The logistics have been worked out, with the design being a collaboration, while production and distribution solely by Luxottica. Their press release promises to “combine high-end technology with avant-garde design offering the best in style, quality and performance.” The company is currently a high profile seller, with a 12.4 percent share of eyewear sales and retail stores numbering over 5,000 worldwide, which would easily bring the upcoming product to the mainstream audience. It would also be the first eyewear company to offer Glass as a specially made and designed component of their products.

No release dates have been announced yet, as Google’s blog advises that “You’re not going to see Glass on your favourite Oakleys or Ray-Bans tomorrow, but today marks the start of a new chapter in Glass’ design.” The company is taking into consideration both the function and design of the glasses to ensure their final product has all the specifications to meet customer demands.
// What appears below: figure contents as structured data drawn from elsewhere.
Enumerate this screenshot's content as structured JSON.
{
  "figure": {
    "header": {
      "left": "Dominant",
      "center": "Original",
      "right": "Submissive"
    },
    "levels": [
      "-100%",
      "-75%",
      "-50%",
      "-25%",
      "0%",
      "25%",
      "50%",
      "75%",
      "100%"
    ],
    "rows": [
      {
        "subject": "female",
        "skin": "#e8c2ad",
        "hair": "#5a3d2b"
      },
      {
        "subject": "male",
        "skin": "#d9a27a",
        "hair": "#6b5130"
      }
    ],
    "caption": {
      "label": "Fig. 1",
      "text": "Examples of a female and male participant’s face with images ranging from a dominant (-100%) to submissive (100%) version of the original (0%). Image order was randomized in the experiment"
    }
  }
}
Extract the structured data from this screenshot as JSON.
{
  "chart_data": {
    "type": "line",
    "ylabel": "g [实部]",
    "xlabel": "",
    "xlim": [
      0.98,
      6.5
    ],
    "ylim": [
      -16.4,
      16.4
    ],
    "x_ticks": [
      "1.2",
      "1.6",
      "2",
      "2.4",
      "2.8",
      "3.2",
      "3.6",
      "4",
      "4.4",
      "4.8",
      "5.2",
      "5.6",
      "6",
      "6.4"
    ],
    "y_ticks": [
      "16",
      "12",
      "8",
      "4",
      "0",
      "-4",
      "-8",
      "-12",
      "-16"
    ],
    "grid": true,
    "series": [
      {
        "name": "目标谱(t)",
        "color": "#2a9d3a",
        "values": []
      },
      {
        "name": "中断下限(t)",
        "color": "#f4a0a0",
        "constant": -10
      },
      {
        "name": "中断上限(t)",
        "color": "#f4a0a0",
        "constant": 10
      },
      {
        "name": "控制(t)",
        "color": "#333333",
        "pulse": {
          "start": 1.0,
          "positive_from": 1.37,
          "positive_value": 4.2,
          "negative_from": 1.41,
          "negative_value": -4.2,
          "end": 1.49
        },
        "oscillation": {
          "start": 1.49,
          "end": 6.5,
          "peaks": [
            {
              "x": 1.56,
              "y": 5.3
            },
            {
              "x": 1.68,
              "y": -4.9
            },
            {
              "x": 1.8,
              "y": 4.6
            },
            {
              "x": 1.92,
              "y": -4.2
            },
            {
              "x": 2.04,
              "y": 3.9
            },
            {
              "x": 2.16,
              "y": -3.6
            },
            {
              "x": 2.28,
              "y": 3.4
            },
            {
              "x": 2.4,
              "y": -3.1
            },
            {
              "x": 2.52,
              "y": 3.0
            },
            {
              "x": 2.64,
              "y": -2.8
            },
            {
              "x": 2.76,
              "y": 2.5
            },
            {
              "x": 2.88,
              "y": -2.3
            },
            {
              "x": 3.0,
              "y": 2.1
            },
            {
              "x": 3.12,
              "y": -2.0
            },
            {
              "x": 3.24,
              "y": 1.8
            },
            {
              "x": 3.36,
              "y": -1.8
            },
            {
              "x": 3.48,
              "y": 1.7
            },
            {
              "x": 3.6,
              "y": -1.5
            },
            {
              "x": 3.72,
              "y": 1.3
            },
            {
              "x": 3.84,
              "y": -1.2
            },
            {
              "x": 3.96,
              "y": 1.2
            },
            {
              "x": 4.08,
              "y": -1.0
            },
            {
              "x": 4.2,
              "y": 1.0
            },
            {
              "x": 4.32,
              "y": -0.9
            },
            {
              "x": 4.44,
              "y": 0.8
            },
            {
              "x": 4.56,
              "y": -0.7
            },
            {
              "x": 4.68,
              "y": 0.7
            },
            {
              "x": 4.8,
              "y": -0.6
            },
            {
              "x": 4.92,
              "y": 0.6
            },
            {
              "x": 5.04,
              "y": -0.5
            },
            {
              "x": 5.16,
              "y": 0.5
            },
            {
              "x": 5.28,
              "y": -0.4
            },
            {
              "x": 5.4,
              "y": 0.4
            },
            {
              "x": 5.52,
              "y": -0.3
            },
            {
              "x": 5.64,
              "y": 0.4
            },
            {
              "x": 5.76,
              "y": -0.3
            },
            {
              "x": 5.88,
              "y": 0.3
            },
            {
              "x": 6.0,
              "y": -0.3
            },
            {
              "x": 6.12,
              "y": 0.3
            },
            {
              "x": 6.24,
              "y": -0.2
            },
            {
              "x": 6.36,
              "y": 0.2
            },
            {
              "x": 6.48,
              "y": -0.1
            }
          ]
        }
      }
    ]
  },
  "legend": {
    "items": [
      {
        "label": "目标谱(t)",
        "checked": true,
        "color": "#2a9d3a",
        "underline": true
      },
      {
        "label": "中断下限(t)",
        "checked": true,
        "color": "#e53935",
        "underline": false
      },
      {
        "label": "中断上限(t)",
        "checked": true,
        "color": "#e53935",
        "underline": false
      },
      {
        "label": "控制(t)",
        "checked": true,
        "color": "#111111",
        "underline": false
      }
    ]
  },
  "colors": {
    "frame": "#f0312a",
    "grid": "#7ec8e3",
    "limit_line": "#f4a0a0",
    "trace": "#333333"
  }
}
Earlier this year, Google announced four eyewear frames that are going to be compatible with prescription lenses with Glass hardware. Made solely by the company, the series is dubbed as the “Titanium Collection” and is designed for both comfort and function. It is designed to be an accessory to the technology, and not as a new product, as Google Glass lead designer Isabelle Olsson reiterates that “this is not a new technology, this is a new accessory to the technology.” The eyewear frames, integrated with Glass, has the best interests of the wearer in mind, and is thought of as a complete unit. as Olsson clarifies that ”It needed to feel like once it’s on there, it feels like a complete product, versus something that feels hodge-podged together.”

In addition to their team up with Luxottica, Google also signed a deal with vision insurance provider VSP that further gives benefits to eyewear consumers, promising to reimburse a fraction of the frame costs and to train optometrists to fit the Glass hardware correctly.